TERKADANG setiap orang pasti selalu berpikir tentang apa yang dia inginkan. Sehingga, tak sedikit orang yang kurang mensyukuri apa yang ada pada dirinya. Dia merasa tidak pernah puas atas apa yang telah dimiliki. Padahal, sebaiknya jangan kita memikirkan apa yang diinginkan tapi, pikirkan apa yang telah dimiliki.
Ada sebuah cara yang sangat efektif untuk dapat mengembangkan rasa syukur. Cobalah ambil sebuah kertas dan tuliskan semua hal yang Anda miliki dalam hidup ini. Mulailah dari hal-hal yang paling dekat dengan diri Anda, yaitu tubuh Anda sendiri.
Bukankah Anda memiliki tubuh yang lengkap, yang sempurna, yang sehat? Bukankah panca indera Anda semuanya berfungsi dengan baik? Bukankah kita telah dikaruniai oleh Allah mata yang sehat, membedakan segala macam warna, dan menikmati bunga-bunga yang indah? Bukankah kita memiliki pendengaran yang luar biasa hebat, yang dapat mengenali 1001 macam suara yang berbeda-beda, yang dapat menikmati berbagai musik yang indah? Bukankah kita dapat bernafas dengan mudah, serta menghirup dan menikmati berbagai udara segar di sekitar kita?
Seluruh tubuh kita adalah anugerah. Semua tubuh kita adalah bukti betapa besarnya cinta Allah SWT kepada kita. Allah menciptakan tubuh kita dengan begitu rapi, sempurna. Allah menciptakan tubuh kita yang rumit dengan ketelitian dan kecanggihan yang luar biasa.
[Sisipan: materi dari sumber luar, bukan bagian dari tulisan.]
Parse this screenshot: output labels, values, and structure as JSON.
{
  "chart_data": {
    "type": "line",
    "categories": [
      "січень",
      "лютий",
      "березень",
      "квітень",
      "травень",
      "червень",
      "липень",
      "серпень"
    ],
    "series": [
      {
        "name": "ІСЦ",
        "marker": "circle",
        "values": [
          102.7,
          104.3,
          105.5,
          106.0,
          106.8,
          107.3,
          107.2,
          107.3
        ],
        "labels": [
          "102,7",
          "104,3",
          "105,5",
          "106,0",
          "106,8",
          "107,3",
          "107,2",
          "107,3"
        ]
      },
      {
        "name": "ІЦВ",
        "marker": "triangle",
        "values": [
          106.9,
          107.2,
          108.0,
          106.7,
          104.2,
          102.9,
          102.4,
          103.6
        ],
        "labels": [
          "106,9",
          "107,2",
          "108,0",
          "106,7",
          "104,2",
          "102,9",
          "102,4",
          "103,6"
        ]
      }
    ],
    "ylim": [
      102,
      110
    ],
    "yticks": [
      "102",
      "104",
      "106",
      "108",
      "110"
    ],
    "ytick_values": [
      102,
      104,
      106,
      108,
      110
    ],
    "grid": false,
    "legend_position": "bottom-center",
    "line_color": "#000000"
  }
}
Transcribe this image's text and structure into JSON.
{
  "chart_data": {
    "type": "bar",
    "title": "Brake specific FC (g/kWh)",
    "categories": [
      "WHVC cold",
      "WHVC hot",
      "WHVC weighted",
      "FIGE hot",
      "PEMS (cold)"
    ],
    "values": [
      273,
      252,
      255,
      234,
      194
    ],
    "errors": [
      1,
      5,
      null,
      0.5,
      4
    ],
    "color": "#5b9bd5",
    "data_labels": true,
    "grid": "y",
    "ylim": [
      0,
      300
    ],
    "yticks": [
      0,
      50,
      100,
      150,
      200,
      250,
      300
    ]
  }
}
Ada sebuah syair yang sangat indah yang akan disampaikan di sini untuk melukiskan betapa bersyukurnya kita akan kenikmatan Allah yang tak terhingga. Syair ini ditulis oleh Sadi (dalam Perfume of The Desert, karya Andrew Harvey dan Eryk Hanut). Syair itu berbunyi seperti ini:
Bagaimana bisa aku berterima kasih, sahabatku?
Tak ada terima kasih yang cukup pantas.
Tiap rambut di tubuhku adalah anugerah dari-Nya
Bagaimana aku berterima kasih pada-Nya untuk setiap helai rambut?
Pujilah Tuhan Yang Maha Pemurah itu selamanya.
Yang dari ketiadaan memunculkan segala makhluk hidup!
Siapa bisa melukiskan semua kebaikan-Nya?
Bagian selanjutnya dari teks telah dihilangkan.